Two images of struggle. It seems to me that there is more and more evidence here pointing to a fixation on struggle in these aphorisms, which bears out a similar fixation in the fiction. This one refers to the disproportionate exhaustion that can be induced by ordinary tasks, their unseen heroism, describing the relationship to the world as a struggle. It isn't that even something as minor as this is a struggle; it's that precisely this kind of thing is at the heart of the struggle. Battles are typically decisive, but a mundane task like whitewashing, while it may be done or left undone, is not historic because nothing concludes or begins with it. You whitewash now and then. The moment the whitewash is freshened up it becomes a blank canvas to be smudged and sootied all over again. In a battle, men are killed, and while more men will probably come along, those dead men can't be restored to life.

So the effort involved is the same, even if the outcomes vary wildly in significance. If we value things according to the amount of effort they cost, then this would tend to level these two things, battling and whitewashing. But if we value things according to what was won or lost, then these two things are as far apart as possible. The contrast between the former equivalence and the latter incomparability is the object of this aphorism.

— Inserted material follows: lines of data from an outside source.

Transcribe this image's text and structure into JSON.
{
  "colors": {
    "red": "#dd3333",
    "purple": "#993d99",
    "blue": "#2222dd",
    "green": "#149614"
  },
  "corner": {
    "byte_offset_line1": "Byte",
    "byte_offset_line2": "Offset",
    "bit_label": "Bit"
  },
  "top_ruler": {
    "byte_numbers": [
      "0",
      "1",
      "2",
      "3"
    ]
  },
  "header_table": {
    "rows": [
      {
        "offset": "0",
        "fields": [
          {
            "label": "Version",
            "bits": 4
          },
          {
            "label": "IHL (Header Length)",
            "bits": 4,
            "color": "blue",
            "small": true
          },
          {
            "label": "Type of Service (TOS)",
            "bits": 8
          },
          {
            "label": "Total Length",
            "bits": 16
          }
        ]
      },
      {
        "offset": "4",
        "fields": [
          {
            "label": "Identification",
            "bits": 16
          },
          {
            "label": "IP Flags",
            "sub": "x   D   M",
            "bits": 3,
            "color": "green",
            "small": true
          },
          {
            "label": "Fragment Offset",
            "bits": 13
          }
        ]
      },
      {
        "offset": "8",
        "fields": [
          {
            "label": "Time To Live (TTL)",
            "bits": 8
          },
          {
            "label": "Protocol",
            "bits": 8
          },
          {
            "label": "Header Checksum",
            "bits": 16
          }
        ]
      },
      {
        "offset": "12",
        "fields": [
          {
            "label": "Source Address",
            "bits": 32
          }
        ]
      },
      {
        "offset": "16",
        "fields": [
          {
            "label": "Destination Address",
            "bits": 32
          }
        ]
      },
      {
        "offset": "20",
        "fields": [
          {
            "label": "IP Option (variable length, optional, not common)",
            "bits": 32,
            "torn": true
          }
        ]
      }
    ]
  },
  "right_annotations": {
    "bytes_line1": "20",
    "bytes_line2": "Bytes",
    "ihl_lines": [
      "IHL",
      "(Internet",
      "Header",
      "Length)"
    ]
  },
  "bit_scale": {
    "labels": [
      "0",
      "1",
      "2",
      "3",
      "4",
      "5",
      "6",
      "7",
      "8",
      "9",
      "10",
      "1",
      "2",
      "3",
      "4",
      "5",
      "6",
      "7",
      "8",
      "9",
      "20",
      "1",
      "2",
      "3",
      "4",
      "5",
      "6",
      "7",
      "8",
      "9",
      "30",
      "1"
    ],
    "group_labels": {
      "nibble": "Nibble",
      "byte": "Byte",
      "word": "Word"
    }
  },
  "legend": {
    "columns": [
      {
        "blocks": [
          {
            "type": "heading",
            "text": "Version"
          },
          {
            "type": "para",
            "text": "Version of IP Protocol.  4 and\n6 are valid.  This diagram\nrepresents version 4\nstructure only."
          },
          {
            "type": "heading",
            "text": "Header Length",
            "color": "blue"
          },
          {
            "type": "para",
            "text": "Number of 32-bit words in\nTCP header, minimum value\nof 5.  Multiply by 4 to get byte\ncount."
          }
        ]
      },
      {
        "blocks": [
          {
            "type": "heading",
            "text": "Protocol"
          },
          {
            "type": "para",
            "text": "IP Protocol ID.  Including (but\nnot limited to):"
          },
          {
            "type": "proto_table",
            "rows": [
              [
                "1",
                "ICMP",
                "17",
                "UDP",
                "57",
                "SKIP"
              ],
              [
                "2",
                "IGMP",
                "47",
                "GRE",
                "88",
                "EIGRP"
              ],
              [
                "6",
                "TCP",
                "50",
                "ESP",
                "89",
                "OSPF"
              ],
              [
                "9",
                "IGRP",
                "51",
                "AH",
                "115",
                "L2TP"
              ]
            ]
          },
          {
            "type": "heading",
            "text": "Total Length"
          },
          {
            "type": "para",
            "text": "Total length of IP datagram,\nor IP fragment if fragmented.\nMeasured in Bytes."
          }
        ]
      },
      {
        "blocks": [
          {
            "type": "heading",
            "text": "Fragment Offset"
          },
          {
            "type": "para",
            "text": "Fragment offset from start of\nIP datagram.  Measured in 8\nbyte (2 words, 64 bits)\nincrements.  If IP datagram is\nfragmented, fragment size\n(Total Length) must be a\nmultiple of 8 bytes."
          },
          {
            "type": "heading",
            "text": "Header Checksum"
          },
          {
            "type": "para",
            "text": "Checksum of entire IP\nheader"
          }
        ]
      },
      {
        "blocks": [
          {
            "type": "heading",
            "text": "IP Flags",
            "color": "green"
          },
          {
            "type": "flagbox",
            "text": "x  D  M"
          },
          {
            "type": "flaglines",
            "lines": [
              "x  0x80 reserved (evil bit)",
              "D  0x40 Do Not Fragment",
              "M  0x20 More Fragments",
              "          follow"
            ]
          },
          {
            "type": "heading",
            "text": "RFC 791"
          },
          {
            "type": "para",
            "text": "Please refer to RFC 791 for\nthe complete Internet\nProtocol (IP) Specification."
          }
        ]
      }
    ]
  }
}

On the one hand, it's a dry joke about tedious workaday chores. On the other hand, it seems to elevate, in a way, that work -- unless the intention is to compare the gladiator with the whitewasher. If that's Kafka's idea, then the point is that the whitewasher is at the same time capable of a maximum effort, just like the gladiator, and yet this maximum effort gives a result that falls bathetically short of the accomplishment of the gladiator (glory doesn't necessarily enter into the question -- the gladiator may be a monster, but the result of his fighting is death, permanent and consequential and hence unlike whitewashing). There is an equivalence and an incomparability in this comparison as well.